I fervently hope that all of you have a healing place, be it far or near, that you can get a much needed mental break from all your troubles. Renewed, refreshed and once again hopeful.
During Christmas break I took my retreat to a town that is close enough to be easily doable, but far enough away to feel like I’ve gotten away. It involves a drive, a Washington state ferry ride and another drive, to transport me to a place that I feel heals me.
There was the beach, desolate and solitary in the coldness of December. Sand wet from the misty rain, treasures of sea glass and shells and pebbles brought in by the tide. Herons, gulls and crows constitute the wild life that I see, my eyes scanning the water for any porpoise with purpose which on this trip I do not find. I watch a ferry in the distance coming in to the dock of the town.
I think happy thoughts, feeling well to be able to walk the beach to a lighthouse, remembering past trips, immersing myself in a fantastically interesting sky.

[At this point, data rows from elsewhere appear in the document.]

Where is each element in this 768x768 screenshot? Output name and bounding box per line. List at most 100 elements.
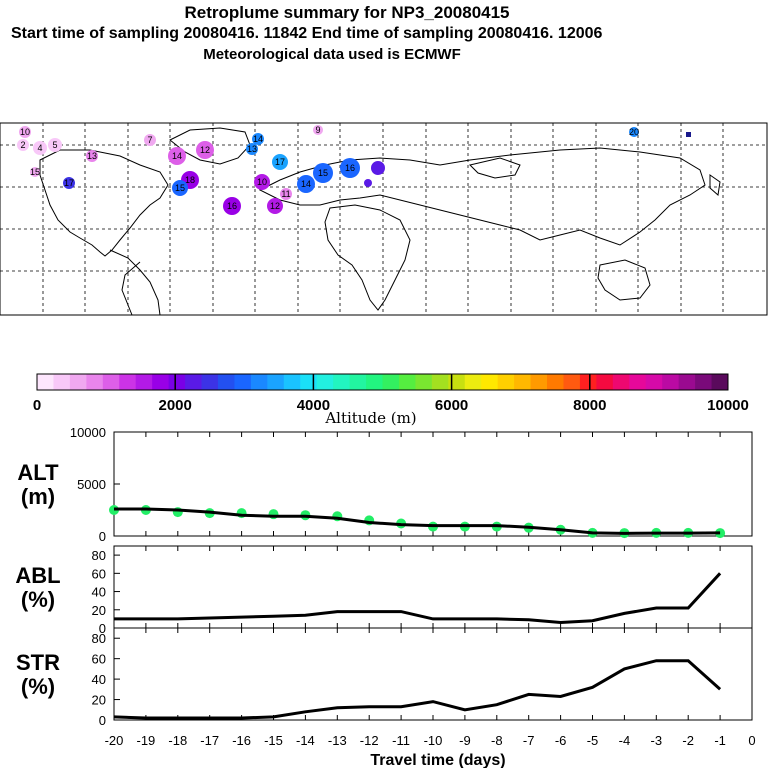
plume-point-label: 12 bbox=[270, 201, 280, 211]
plume-point-label: 20 bbox=[629, 127, 639, 137]
x-tick-label: -6 bbox=[555, 733, 567, 748]
colorbar-swatch bbox=[563, 374, 581, 390]
y-tick-label: 60 bbox=[92, 566, 106, 581]
colorbar-swatch bbox=[398, 374, 416, 390]
x-tick-label: -9 bbox=[459, 733, 471, 748]
plume-point bbox=[272, 154, 288, 170]
x-tick-label: -12 bbox=[360, 733, 379, 748]
plume-point-label: 5 bbox=[52, 140, 57, 150]
colorbar-swatch bbox=[530, 374, 548, 390]
plume-point-label: 7 bbox=[147, 135, 152, 145]
colorbar-swatch bbox=[629, 374, 647, 390]
colorbar-swatch bbox=[695, 374, 713, 390]
plume-point-label: 11 bbox=[281, 189, 290, 199]
y-tick-label: 10000 bbox=[70, 425, 106, 440]
colorbar-swatch bbox=[267, 374, 285, 390]
colorbar-swatch bbox=[135, 374, 153, 390]
colorbar-swatch bbox=[382, 374, 400, 390]
colorbar-swatch bbox=[711, 374, 729, 390]
colorbar-swatch bbox=[366, 374, 383, 390]
colorbar-swatch bbox=[464, 374, 482, 390]
x-tick-label: -1 bbox=[714, 733, 726, 748]
x-tick-label: -15 bbox=[264, 733, 283, 748]
colorbar-swatch bbox=[250, 374, 268, 390]
abl-ylabel: (%) bbox=[21, 587, 55, 612]
plume-point bbox=[144, 134, 156, 146]
colorbar-swatch bbox=[481, 374, 499, 390]
y-tick-label: 80 bbox=[92, 548, 106, 563]
plume-point bbox=[246, 143, 258, 155]
colorbar-swatch bbox=[152, 374, 170, 390]
plume-point-label: 2 bbox=[20, 140, 25, 150]
colorbar-swatch bbox=[168, 374, 186, 390]
colorbar-swatch bbox=[612, 374, 630, 390]
colorbar-swatch bbox=[678, 374, 696, 390]
plume-point bbox=[19, 126, 31, 138]
colorbar-swatch bbox=[119, 374, 137, 390]
plume-point-label: 15 bbox=[175, 183, 185, 193]
plume-point-label: 17 bbox=[275, 157, 285, 167]
y-tick-label: 0 bbox=[99, 529, 106, 544]
colorbar-swatch bbox=[217, 374, 235, 390]
y-tick-label: 40 bbox=[92, 672, 106, 687]
colorbar-tick-label: 0 bbox=[33, 397, 41, 414]
altitude-ylabel: (m) bbox=[21, 484, 55, 509]
plume-point-label: 18 bbox=[185, 175, 195, 185]
plume-point-label: 13 bbox=[247, 144, 257, 154]
colorbar-tick-label: 4000 bbox=[297, 397, 330, 414]
plume-point bbox=[33, 141, 47, 155]
plume-point bbox=[371, 161, 385, 175]
colorbar-swatch bbox=[349, 374, 367, 390]
x-axis-label: Travel time (days) bbox=[370, 752, 505, 768]
colorbar-tick-label: 10000 bbox=[707, 397, 749, 414]
str-series-line bbox=[113, 659, 722, 720]
colorbar-swatch bbox=[415, 374, 433, 390]
x-tick-label: -14 bbox=[296, 733, 315, 748]
plume-point bbox=[313, 125, 323, 135]
colorbar-tick-label: 2000 bbox=[159, 397, 192, 414]
colorbar-tick-label: 8000 bbox=[573, 397, 606, 414]
plume-point bbox=[252, 133, 264, 145]
met-data-note: Meteorological data used is ECMWF bbox=[203, 46, 461, 63]
abl-frame bbox=[113, 545, 753, 629]
plume-point bbox=[17, 139, 29, 151]
colorbar-swatch bbox=[316, 374, 334, 390]
x-tick-label: -7 bbox=[523, 733, 535, 748]
colorbar-frame bbox=[36, 373, 729, 391]
plume-point bbox=[63, 177, 75, 189]
x-tick-label: -16 bbox=[232, 733, 251, 748]
altitude-colorbar: 0 2000 4000 6000 8000 10000 Altitude (m) bbox=[33, 373, 749, 427]
str-frame bbox=[113, 627, 753, 721]
colorbar-swatch bbox=[514, 374, 532, 390]
sampling-times: Start time of sampling 20080416. 11842 E… bbox=[11, 25, 603, 42]
plume-point bbox=[313, 163, 333, 183]
x-tick-label: -11 bbox=[392, 733, 410, 748]
colorbar-swatch bbox=[283, 374, 301, 390]
altitude-ylabel: ALT bbox=[17, 460, 59, 485]
plume-point bbox=[168, 147, 186, 165]
coastline bbox=[169, 127, 251, 165]
x-tick-label: -20 bbox=[105, 733, 124, 748]
colorbar-swatch bbox=[662, 374, 680, 390]
colorbar-swatch bbox=[333, 374, 351, 390]
colorbar-swatch bbox=[53, 374, 71, 390]
coastline bbox=[258, 147, 706, 246]
y-tick-label: 20 bbox=[92, 693, 106, 708]
colorbar-swatch bbox=[431, 374, 449, 390]
colorbar-label: Altitude (m) bbox=[324, 409, 416, 427]
plume-point bbox=[267, 198, 283, 214]
x-tick-label: -19 bbox=[137, 733, 156, 748]
coastline bbox=[469, 157, 521, 179]
x-tick-label: -3 bbox=[651, 733, 663, 748]
plume-point bbox=[223, 197, 241, 215]
plume-point bbox=[297, 175, 315, 193]
y-tick-label: 40 bbox=[92, 585, 106, 600]
colorbar-swatch bbox=[234, 374, 252, 390]
colorbar-tick-label: 6000 bbox=[435, 397, 468, 414]
plume-point-label: 14 bbox=[253, 134, 263, 144]
plume-point-label: 13 bbox=[87, 151, 97, 161]
abl-series-line bbox=[114, 572, 722, 625]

God’s light streaming through the clouds, fat, white, shades of gray cotton balls that are scudding across the sky with the wind.

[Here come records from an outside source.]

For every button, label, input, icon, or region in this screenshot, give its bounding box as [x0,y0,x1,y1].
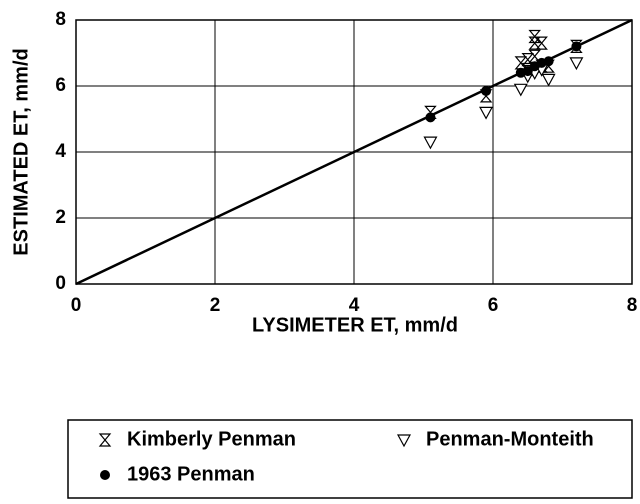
y-tick-label: 8 [55,9,66,30]
legend-box [67,419,633,499]
marker-triangle [396,434,412,448]
x-tick-label: 4 [349,295,360,316]
marker-triangle [479,106,494,120]
x-axis-label: LYSIMETER ET, mm/d [252,314,458,336]
marker-triangle [541,73,556,87]
marker-circle [481,85,492,96]
legend-label: Penman-Monteith [426,428,594,450]
marker-circle [425,112,436,123]
x-tick-label: 0 [71,295,82,316]
marker-triangle [569,57,584,71]
marker-circle [571,41,582,52]
marker-hourglass [535,36,548,50]
marker-hourglass [521,53,535,67]
marker-circle [543,56,554,67]
marker-hourglass [98,433,112,447]
marker-triangle [513,83,528,97]
marker-hourglass [528,29,541,44]
y-tick-label: 2 [55,207,66,228]
y-axis-label: ESTIMATED ET, mm/d [10,48,32,255]
marker-triangle [423,136,438,150]
marker-hourglass [528,49,541,63]
marker-hourglass [514,56,528,70]
plot-frame [75,19,633,285]
x-tick-label: 2 [210,295,221,316]
y-tick-label: 6 [55,75,66,96]
y-tick-label: 0 [55,273,66,294]
legend-label: 1963 Penman [127,463,255,485]
x-tick-label: 8 [627,295,638,316]
y-tick-label: 4 [55,141,66,162]
marker-circle [522,66,533,77]
legend-label: Kimberly Penman [127,428,296,450]
x-tick-label: 6 [488,295,499,316]
marker-circle [100,470,110,480]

This is my getaway trip, my retreat where I sometimes go. I journey to this healing place sometimes alone, sometimes with family. There are no rules to any of it except one. I don’t think of cancer. I act like I will live until I’m 90. I go into town and shop. I buy myself something nice, never worrying or considering about whether I can use it enough before I die. There is even a bead shop there and this particular trip I pick up a strand of chocolate freshwater pearls that I will add to wire wrapped necklace I’ve already created with white pearls. The chocolate and the white will add more visual interest together then alone.
Eating good meals at the restaurants I enjoy brings to my mind how grateful I am to be so well at this time. I enjoy and savor each bite. One can really appreciate eating after having had meals through an IV drip!
After a night in my favorite hotel, I awaken to screams and indignant screeches of the seagulls. I know instantly where I am and it completes the auditory segment of the picture of a seaport town.
It’s important to have a healing place that you can go to. So much of this illness is emotional and mental in nature. We have Doctors who can address our physical discomforts and illness, but how many of us have someone or somewhere to go with the emotional turmoil that cancer creates? Find a place. Go there for a healthy distraction.
When I was first diagnosed, I'd visit this town and wonder if I’d be back the following year. Now, four and half years from diagnosis, I go to this place on the Olympic Peninsula and never worry if I will be back. I just plan on being back and so far that has worked just fine! Someday will be my last trip, but I don’t concern myself which trip that will be. I just revel how grateful I am to be able to come back here each time I need to. Create memories, see the natural world and leave my treatments and procedures for 48 or 72 hours.
My current photo is of Terry, my Norwich terrier, at our healing place. We’re at the beach where she can walk on sand and spy on the gulls that remain frustratingly out of her reach due to her leash! The first time I brought her she ran to the water, took one drink, tensed her face and never did that again! She was a rescue dog off the streets of Los Angeles and captive on death row in a kill shelter when the rescue group saved her. I can only assume Terry had never seen such a body of water, or even been on a beach before.
Now as the photo shows, Terry is sitting on the driftwood, reflective, calm, content, churning her doggie thoughts over and you come to figure that maybe even the dog needs a healing place where they can just “be” in the moment with all nature’s beauty at paw.
I fervently hope that all of you have a healing place, be it far or near, that you can get a much needed mental break from all your troubles. Renewed, refreshed and once again hopeful.